Laporan tersebut menyoroti bahwa kelompok kriminal di kawasan ini terus berinovasi untuk memaksimalkan keuntungan dari kegiatan ilegal mereka. Mereka telah mengintegrasikan model bisnis baru dan teknologi canggih seperti kecerdasan buatan generatif, deepfake, dan malware ke dalam operasi mereka.
UNODC mengidentifikasi lebih dari 10 penyedia layanan perangkat lunak deepfake yang secara khusus menargetkan kelompok kriminal yang terlibat dalam penipuan berbasis teknologi di Asia Tenggara.
Tanggapan Telegram dan Tindakan Hukum
Pendiri dan CEO Telegram, Pavel Durov, yang berkewarganegaraan Rusia, ditangkap di Paris pada bulan Agustus dan didakwa atas tuduhan mengizinkan aktivitas kriminal terjadi di platformnya, termasuk penyebaran gambar anak-anak yang melanggar hukum.
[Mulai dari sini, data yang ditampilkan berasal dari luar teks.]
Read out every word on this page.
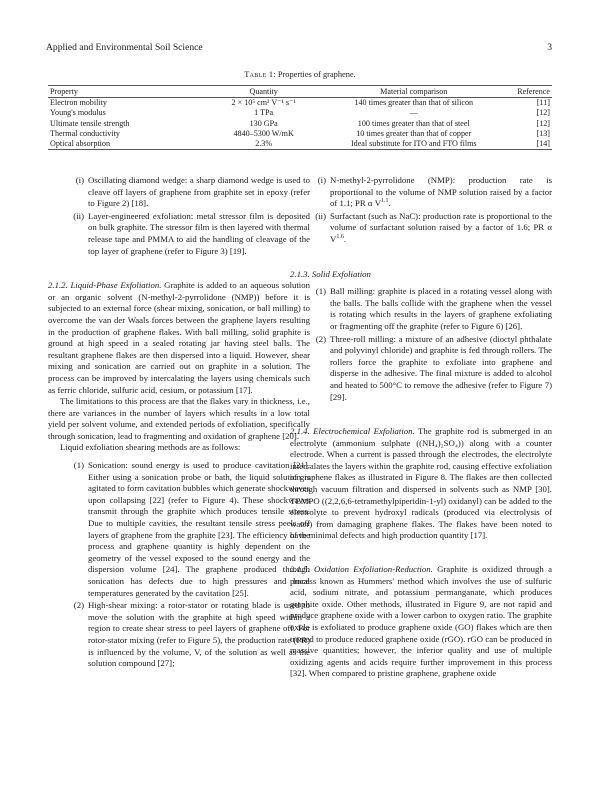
Applied and Environmental Soil Science	3
Table 1: Properties of graphene.
Property	Quantity	Material comparison	Reference
Electron mobility	2 × 10⁵ cm² V⁻¹ s⁻¹	140 times greater than that of silicon	[11]
Young's modulus	1 TPa	—	[12]
Ultimate tensile strength	130 GPa	100 times greater than that of steel	[12]
Thermal conductivity	4840–5300 W/mK	10 times greater than that of copper	[13]
Optical absorption	2.3%	Ideal substitute for ITO and FTO films	[14]
(i) Oscillating diamond wedge: a sharp diamond wedge is used to cleave off layers of graphene from graphite set in epoxy (refer to Figure 2) [18].
(ii) Layer-engineered exfoliation: metal stressor film is deposited on bulk graphite. The stressor film is then layered with thermal release tape and PMMA to aid the handling of cleavage of the top layer of graphene (refer to Figure 3) [19].

2.1.2. Liquid-Phase Exfoliation. Graphite is added to an aqueous solution or an organic solvent (N-methyl-2-pyrrolidone (NMP)) before it is subjected to an external force (shear mixing, sonication, or ball milling) to overcome the van der Waals forces between the graphene layers resulting in the production of graphene flakes. With ball milling, solid graphite is ground at high speed in a sealed rotating jar having steel balls. The resultant graphene flakes are then dispersed into a liquid. However, shear mixing and sonication are carried out on graphite in a solution. The process can be improved by intercalating the layers using chemicals such as ferric chloride, sulfuric acid, cesium, or potassium [17].

The limitations to this process are that the flakes vary in thickness, i.e., there are variances in the number of layers which results in a low total yield per solvent volume, and extended periods of exfoliation, specifically through sonication, lead to fragmenting and oxidation of graphene [20].

Liquid exfoliation shearing methods are as follows:

(1) Sonication: sound energy is used to produce cavitation [21]. Either using a sonication probe or bath, the liquid solution is agitated to form cavitation bubbles which generate shockwaves upon collapsing [22] (refer to Figure 4). These shockwaves transmit through the graphite which produces tensile stress. Due to multiple cavities, the resultant tensile stress peels off layers of graphene from the graphite [23]. The efficiency of the process and graphene quantity is highly dependent on the geometry of the vessel exposed to the sound energy and the dispersion volume [24]. The graphene produced through sonication has defects due to high pressures and local temperatures generated by the cavitation [25].
(2) High-shear mixing: a rotor-stator or rotating blade is used to move the solution with the graphite at high speed within a region to create shear stress to peel layers of graphene off. For rotor-stator mixing (refer to Figure 5), the production rate (PR) is influenced by the volume, V, of the solution as well as the solution compound [27];
(i) N-methyl-2-pyrrolidone (NMP): production rate is proportional to the volume of NMP solution raised by a factor of 1.1; PR α $V^{1.1}$.
(ii) Surfactant (such as NaC): production rate is proportional to the volume of surfactant solution raised by a factor of 1.6; PR α $V^{1.6}$.

2.1.3. Solid Exfoliation

(1) Ball milling: graphite is placed in a rotating vessel along with the balls. The balls collide with the graphene when the vessel is rotating which results in the layers of graphene exfoliating or fragmenting off the graphite (refer to Figure 6) [26].
(2) Three-roll milling: a mixture of an adhesive (dioctyl phthalate and polyvinyl chloride) and graphite is fed through rollers. The rollers force the graphite to exfoliate into graphene and disperse in the adhesive. The final mixture is added to alcohol and heated to 500°C to remove the adhesive (refer to Figure 7) [29].

2.1.4. Electrochemical Exfoliation. The graphite rod is submerged in an electrolyte (ammonium sulphate ((NH₄)₂SO₄)) along with a counter electrode. When a current is passed through the electrodes, the electrolyte intercalates the layers within the graphite rod, causing effective exfoliation of graphene flakes as illustrated in Figure 8. The flakes are then collected through vacuum filtration and dispersed in solvents such as NMP [30]. TEMPO ((2,2,6,6-tetramethylpiperidin-1-yl) oxidanyl) can be added to the electrolyte to prevent hydroxyl radicals (produced via electrolysis of water) from damaging graphene flakes. The flakes have been noted to have minimal defects and high production quantity [17].

2.1.5. Oxidation Exfoliation-Reduction. Graphite is oxidized through a process known as Hummers' method which involves the use of sulfuric acid, sodium nitrate, and potassium permanganate, which produces graphite oxide. Other methods, illustrated in Figure 9, are not rapid and produce graphene oxide with a lower carbon to oxygen ratio. The graphite oxide is exfoliated to produce graphene oxide (GO) flakes which are then treated to produce reduced graphene oxide (rGO). rGO can be produced in massive quantities; however, the inferior quality and use of multiple oxidizing agents and acids require further improvement in this process [32]. When compared to pristine graphene, graphene oxide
Penangkapan ini memicu perdebatan mengenai batas antara kebebasan berbicara dan tanggung jawab platform dalam menegakkan hukum.
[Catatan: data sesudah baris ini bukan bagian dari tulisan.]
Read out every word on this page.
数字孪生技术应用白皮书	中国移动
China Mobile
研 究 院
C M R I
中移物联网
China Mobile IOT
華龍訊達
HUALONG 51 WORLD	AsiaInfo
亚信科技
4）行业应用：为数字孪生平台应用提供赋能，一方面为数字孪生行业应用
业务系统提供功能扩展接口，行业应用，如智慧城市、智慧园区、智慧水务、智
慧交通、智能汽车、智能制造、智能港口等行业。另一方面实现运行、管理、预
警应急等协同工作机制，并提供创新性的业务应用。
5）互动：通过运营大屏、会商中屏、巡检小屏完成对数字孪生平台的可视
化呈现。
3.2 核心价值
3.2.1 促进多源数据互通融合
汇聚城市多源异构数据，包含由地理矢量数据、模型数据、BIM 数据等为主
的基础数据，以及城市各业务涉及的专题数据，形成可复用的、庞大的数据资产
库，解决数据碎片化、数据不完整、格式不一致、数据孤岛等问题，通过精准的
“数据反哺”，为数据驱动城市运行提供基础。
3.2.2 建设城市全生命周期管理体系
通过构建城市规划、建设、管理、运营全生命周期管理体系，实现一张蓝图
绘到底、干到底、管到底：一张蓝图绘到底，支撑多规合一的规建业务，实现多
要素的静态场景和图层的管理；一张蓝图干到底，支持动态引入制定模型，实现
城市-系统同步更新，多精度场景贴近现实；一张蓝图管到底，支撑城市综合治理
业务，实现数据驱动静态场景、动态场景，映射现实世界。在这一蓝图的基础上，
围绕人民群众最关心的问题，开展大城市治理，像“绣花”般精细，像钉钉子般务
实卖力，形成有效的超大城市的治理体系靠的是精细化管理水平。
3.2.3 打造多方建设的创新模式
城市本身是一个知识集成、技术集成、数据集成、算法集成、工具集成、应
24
Durov, yang saat ini dibebaskan dengan jaminan, berjanji untuk menyerahkan alamat IP dan nomor telepon pengguna kepada pihak berwenang yang mengajukan permintaan hukum resmi. Ia juga mengatakan bahwa Telegram akan menghapus beberapa fitur yang telah disalahgunakan untuk aktivitas ilegal. Namun, tanggapan ini masih memicu kekhawatiran mengenai bagaimana Telegram akan menyeimbangkan kebebasan pengguna dengan tuntutan penegakan hukum.
Benedikt Hofmann, wakil perwakilan UNODC untuk Asia Tenggara dan Pasifik, mengatakan bahwa Telegram telah menjadi lingkungan yang sangat ramah bagi pelaku kejahatan. "Bagi konsumen, ini berarti data mereka berada pada risiko yang lebih tinggi untuk dimanfaatkan dalam penipuan atau aktivitas kriminal lainnya," kata Hofmann dikutip VOI dari Reuters.
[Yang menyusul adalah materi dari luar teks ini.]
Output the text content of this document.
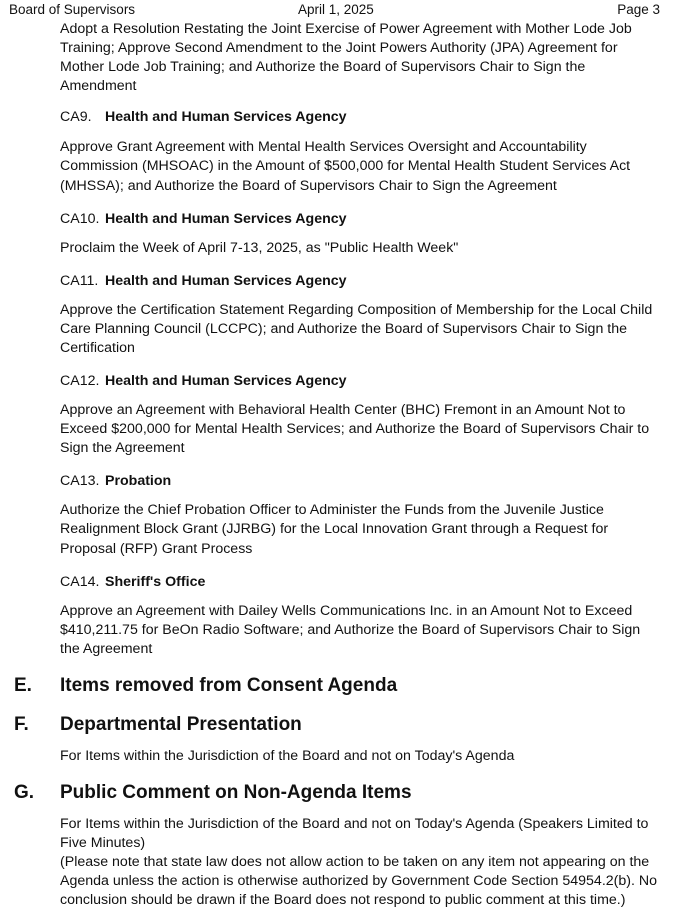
Board of Supervisors	April 1, 2025	Page 3

Adopt a Resolution Restating the Joint Exercise of Power Agreement with Mother Lode Job Training; Approve Second Amendment to the Joint Powers Authority (JPA) Agreement for Mother Lode Job Training; and Authorize the Board of Supervisors Chair to Sign the Amendment

CA9. Health and Human Services Agency

Approve Grant Agreement with Mental Health Services Oversight and Accountability Commission (MHSOAC) in the Amount of $500,000 for Mental Health Student Services Act (MHSSA); and Authorize the Board of Supervisors Chair to Sign the Agreement

CA10. Health and Human Services Agency

Proclaim the Week of April 7-13, 2025, as "Public Health Week"

CA11. Health and Human Services Agency

Approve the Certification Statement Regarding Composition of Membership for the Local Child Care Planning Council (LCCPC); and Authorize the Board of Supervisors Chair to Sign the Certification

CA12. Health and Human Services Agency

Approve an Agreement with Behavioral Health Center (BHC) Fremont in an Amount Not to Exceed $200,000 for Mental Health Services; and Authorize the Board of Supervisors Chair to Sign the Agreement

CA13. Probation

Authorize the Chief Probation Officer to Administer the Funds from the Juvenile Justice Realignment Block Grant (JJRBG) for the Local Innovation Grant through a Request for Proposal (RFP) Grant Process

CA14. Sheriff's Office

Approve an Agreement with Dailey Wells Communications Inc. in an Amount Not to Exceed $410,211.75 for BeOn Radio Software; and Authorize the Board of Supervisors Chair to Sign the Agreement

E.	Items removed from Consent Agenda
F.	Departmental Presentation

For Items within the Jurisdiction of the Board and not on Today's Agenda

G.	Public Comment on Non-Agenda Items

For Items within the Jurisdiction of the Board and not on Today's Agenda (Speakers Limited to Five Minutes)

(Please note that state law does not allow action to be taken on any item not appearing on the Agenda unless the action is otherwise authorized by Government Code Section 54954.2(b). No conclusion should be drawn if the Board does not respond to public comment at this time.)
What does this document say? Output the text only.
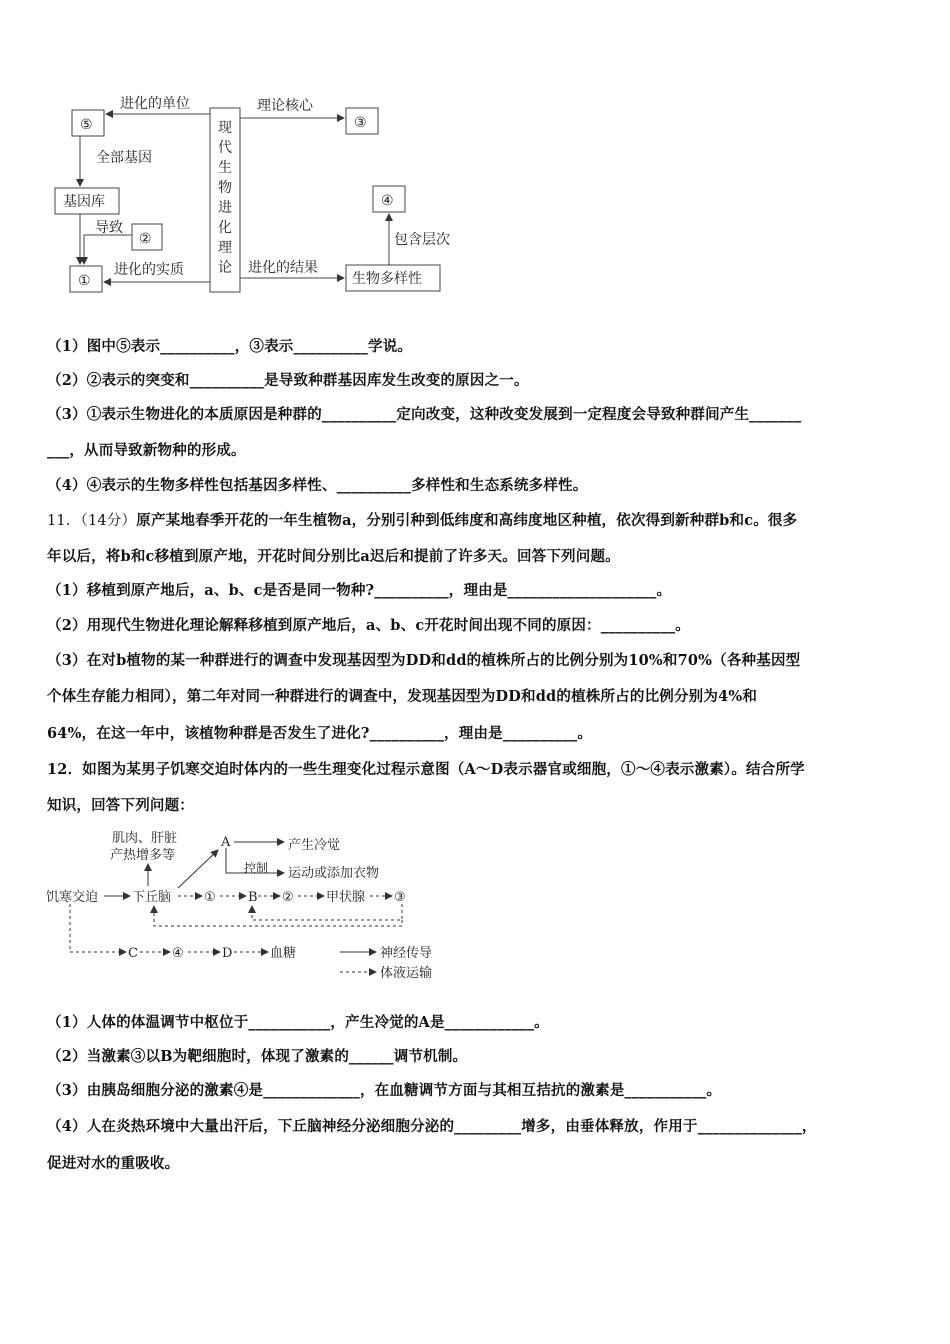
⑤	③
基因库
②
④
①	生物多样性
现
代
生
物
进
化
理
论
进化的单位	理论核心
全部基因
导致
进化的实质	进化的结果
包含层次
（1）图中⑤表示__________，③表示__________学说。
（2）②表示的突变和__________是导致种群基因库发生改变的原因之一。
（3）①表示生物进化的本质原因是种群的__________定向改变，这种改变发展到一定程度会导致种群间产生_______
___，从而导致新物种的形成。
（4）④表示的生物多样性包括基因多样性、__________多样性和生态系统多样性。
11．（14分）原产某地春季开花的一年生植物a，分别引种到低纬度和高纬度地区种植，依次得到新种群b和c。很多
年以后，将b和c移植到原产地，开花时间分别比a迟后和提前了许多天。回答下列问题。
（1）移植到原产地后，a、b、c是否是同一物种?__________，理由是____________________。
（2）用现代生物进化理论解释移植到原产地后，a、b、c开花时间出现不同的原因：__________。
（3）在对b植物的某一种群进行的调查中发现基因型为DD和dd的植株所占的比例分别为10%和70%（各种基因型
个体生存能力相同），第二年对同一种群进行的调查中，发现基因型为DD和dd的植株所占的比例分别为4%和
64%，在这一年中，该植物种群是否发生了进化?__________，理由是__________。
12．如图为某男子饥寒交迫时体内的一些生理变化过程示意图（A～D表示器官或细胞，①～④表示激素）。结合所学
知识，回答下列问题：
肌肉、肝脏
产热增多等
饥寒交迫	下丘脑	① B ② 甲状腺 ③
A	产生冷觉
控制 运动或添加衣物
C	④	D	血糖	神经传导
体液运输
（1）人体的体温调节中枢位于___________，产生冷觉的A是____________。
（2）当激素③以B为靶细胞时，体现了激素的______调节机制。
（3）由胰岛细胞分泌的激素④是_____________，在血糖调节方面与其相互拮抗的激素是___________。
（4）人在炎热环境中大量出汗后，下丘脑神经分泌细胞分泌的_________增多，由垂体释放，作用于______________，
促进对水的重吸收。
Selain itu, laporan ini mencatat bahwa keuntungan yang sangat besar dari aktivitas ilegal di kawasan Asia Tenggara telah mendorong sindikat kriminal untuk berinovasi secara cepat, termasuk menggunakan teknologi terbaru seperti deepfake dan kecerdasan buatan generatif untuk memanipulasi korban.
Di negara Asia lainnya, seperti Korea Selatan, di mana diperkirakan menjadi negara yang paling banyak menjadi target deepfake pornografi, pihak berwenang telah meluncurkan penyelidikan untuk melihat apakah Telegram memfasilitasi kejahatan online.
Baca juga:
Pada bulan lalu, sebuah peretas dilaporkan menggunakan chatbot di Telegram untuk membocorkan data dari salah satu perusahaan asuransi terbesar di India, Star Health. Hal ini mendorong perusahaan tersebut untuk menggugat Telegram, setelah chatbot digunakan untuk mengunduh dokumen yang berisi nama, nomor telepon, alamat, dan informasi pribadi lainnya.
Dengan semakin berkembangnya penggunaan teknologi canggih oleh kelompok kriminal di Asia Tenggara, laporan ini memperingatkan bahwa risiko bagi masyarakat dan keamanan global terus meningkat, kecuali langkah-langkah lebih keras diambil untuk memantau dan mengatur platform-platform seperti Telegram.
Telegram, yang memiliki hampir satu miliar pengguna di seluruh dunia, belum memberikan tanggapan resmi terkait laporan UNODC ini, meskipun telah dihadapkan dengan kritik tajam dari berbagai pihak terkait perannya dalam mendukung atau setidaknya membiarkan aktivitas ilegal berlangsung di platform tersebut.
Laporan ini kembali membuka diskusi mengenai seberapa jauh tanggung jawab penyedia aplikasi dalam memerangi kejahatan dunia maya, khususnya di tengah tantangan antara menjaga privasi pengguna dan memastikan penegakan hukum yang efektif.